I think your best bet right now is an RO, rather than an MO. MOs know about
medicines, ROs are expert in radiation (often combined with medicine). I'm often surprised at how little MOs, even famous ones, know about
radiation oncology. I suppose it goes both ways. While there is hope of a complete cure with radiation, that's where he needs to be.
Sooner is better than waiting. There were enough adverse findings from the RP (cancer on the bladder, bladder neck, and EPE), and with his high volume G9 cancer this isn't something to wait around for.
PSA of .19 at 7 weeks is
high - it should be undetectable. Undetectable means just that - it is below what the lab test can detect. (BTW- toss the Walsh book as it's probably too outdated to be of much value).
Adjuvant RT - meaning doing it
now - increases the likelihood of met-free and cancer survival by about
30% compared to waiting, according to
SWOG S8794.A confirmed PSA of .2 (not on an ultrasensitive test) is the official definition of "recurrence" because when they set up that definition, .1 was as low as they could reliably measure.
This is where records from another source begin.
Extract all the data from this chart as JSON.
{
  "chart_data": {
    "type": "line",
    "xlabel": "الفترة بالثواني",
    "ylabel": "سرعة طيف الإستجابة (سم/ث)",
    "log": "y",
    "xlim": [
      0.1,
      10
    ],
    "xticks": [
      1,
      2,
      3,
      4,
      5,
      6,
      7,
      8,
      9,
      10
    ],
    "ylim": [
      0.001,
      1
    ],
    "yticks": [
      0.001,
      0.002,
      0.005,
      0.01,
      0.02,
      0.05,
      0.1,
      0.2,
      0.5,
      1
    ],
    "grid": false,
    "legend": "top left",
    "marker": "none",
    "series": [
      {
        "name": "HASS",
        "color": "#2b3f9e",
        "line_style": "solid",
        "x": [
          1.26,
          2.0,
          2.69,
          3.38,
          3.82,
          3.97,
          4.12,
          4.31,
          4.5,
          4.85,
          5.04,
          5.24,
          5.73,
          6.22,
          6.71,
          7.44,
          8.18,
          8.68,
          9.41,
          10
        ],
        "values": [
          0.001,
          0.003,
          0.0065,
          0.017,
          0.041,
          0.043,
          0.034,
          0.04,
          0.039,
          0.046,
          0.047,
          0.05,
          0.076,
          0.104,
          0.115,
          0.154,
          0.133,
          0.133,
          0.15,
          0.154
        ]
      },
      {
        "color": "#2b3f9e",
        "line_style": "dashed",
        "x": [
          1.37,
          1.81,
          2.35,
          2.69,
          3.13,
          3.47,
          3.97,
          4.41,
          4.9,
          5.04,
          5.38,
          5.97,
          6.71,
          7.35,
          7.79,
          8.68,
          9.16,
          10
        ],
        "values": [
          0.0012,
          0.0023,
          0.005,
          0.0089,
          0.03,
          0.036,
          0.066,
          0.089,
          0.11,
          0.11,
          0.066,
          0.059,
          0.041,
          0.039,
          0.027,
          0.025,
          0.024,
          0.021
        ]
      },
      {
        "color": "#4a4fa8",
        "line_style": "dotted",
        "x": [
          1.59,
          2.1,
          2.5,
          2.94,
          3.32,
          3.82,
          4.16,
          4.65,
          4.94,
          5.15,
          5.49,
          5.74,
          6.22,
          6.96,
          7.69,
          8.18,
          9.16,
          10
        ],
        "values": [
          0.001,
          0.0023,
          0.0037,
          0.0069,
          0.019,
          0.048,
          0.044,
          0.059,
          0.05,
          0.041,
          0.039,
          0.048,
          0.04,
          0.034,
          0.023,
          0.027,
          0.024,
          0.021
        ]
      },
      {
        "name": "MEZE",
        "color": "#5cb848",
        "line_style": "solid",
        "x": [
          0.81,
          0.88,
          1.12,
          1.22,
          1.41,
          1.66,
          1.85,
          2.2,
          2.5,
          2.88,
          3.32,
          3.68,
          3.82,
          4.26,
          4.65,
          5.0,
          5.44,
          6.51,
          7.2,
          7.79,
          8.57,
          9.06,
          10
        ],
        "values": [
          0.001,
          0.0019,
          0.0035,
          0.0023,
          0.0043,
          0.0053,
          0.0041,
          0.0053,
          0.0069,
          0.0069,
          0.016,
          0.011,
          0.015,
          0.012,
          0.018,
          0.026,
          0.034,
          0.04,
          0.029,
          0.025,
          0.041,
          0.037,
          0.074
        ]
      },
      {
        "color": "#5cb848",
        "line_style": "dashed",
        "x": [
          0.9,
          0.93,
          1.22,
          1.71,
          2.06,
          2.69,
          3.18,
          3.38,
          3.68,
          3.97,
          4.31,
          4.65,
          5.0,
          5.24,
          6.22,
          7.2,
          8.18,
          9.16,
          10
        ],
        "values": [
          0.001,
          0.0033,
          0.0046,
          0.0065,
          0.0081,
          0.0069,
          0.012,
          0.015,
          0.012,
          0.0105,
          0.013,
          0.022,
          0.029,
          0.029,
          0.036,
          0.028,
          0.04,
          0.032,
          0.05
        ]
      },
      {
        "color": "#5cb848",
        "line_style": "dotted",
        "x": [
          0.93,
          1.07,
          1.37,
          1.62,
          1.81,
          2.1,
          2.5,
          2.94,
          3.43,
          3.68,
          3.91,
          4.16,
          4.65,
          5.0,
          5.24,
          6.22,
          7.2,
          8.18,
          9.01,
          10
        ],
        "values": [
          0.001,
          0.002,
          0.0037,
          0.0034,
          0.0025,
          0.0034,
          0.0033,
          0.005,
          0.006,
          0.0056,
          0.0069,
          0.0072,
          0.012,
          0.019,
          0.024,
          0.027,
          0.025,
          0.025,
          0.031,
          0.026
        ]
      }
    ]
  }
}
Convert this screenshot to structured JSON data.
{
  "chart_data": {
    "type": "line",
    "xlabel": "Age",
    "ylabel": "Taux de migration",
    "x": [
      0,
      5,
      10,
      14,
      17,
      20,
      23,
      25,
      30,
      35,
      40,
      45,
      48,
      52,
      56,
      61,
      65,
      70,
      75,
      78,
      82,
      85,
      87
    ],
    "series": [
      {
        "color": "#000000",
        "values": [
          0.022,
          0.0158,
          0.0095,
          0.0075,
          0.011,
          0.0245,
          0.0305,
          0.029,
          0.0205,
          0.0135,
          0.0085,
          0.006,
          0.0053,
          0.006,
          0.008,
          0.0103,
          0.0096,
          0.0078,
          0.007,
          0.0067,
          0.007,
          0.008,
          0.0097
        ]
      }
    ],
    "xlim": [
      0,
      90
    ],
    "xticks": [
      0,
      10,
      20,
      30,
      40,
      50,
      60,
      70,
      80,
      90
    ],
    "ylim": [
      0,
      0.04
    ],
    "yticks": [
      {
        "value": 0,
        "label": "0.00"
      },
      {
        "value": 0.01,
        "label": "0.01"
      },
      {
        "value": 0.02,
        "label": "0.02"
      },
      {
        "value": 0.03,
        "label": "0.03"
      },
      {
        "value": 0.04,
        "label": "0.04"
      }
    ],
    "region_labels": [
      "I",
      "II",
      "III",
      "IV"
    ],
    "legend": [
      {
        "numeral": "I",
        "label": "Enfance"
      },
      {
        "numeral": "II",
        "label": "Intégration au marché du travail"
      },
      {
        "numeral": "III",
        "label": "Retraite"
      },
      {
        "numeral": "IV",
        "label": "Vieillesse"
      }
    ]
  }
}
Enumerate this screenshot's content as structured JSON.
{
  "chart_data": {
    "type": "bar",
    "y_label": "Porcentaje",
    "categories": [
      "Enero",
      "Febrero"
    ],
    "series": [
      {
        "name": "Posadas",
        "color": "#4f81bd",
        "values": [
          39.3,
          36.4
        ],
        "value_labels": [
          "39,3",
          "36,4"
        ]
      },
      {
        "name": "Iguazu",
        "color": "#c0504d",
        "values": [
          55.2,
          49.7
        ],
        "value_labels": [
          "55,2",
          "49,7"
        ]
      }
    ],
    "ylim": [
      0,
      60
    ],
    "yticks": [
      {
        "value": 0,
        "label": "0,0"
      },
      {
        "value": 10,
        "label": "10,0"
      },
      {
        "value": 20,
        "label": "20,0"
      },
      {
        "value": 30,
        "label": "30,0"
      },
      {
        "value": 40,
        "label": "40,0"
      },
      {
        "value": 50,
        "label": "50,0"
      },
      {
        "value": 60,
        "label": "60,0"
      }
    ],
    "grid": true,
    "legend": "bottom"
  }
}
So they arbitrarily picked .2, which was the first number above the floor. All randomized clinical trials have concluded that adjuvant RT is better than waiting.
The adjuvant treatment will most likely include 2 months of prior hormone therapy, continued through the 7 weeks of radiation, and 1.5-2 years afterwards. The radiation should be about
70 Gy in 1.8-2.0 Gy daily treatments over 7 weeks. It's a judgement call whether to treat the pelvic LNs as well (did they do a PLND or an ePLND during the RP?).
I'm sorry your husband has to go through all this at so soon after his surgery ordeal.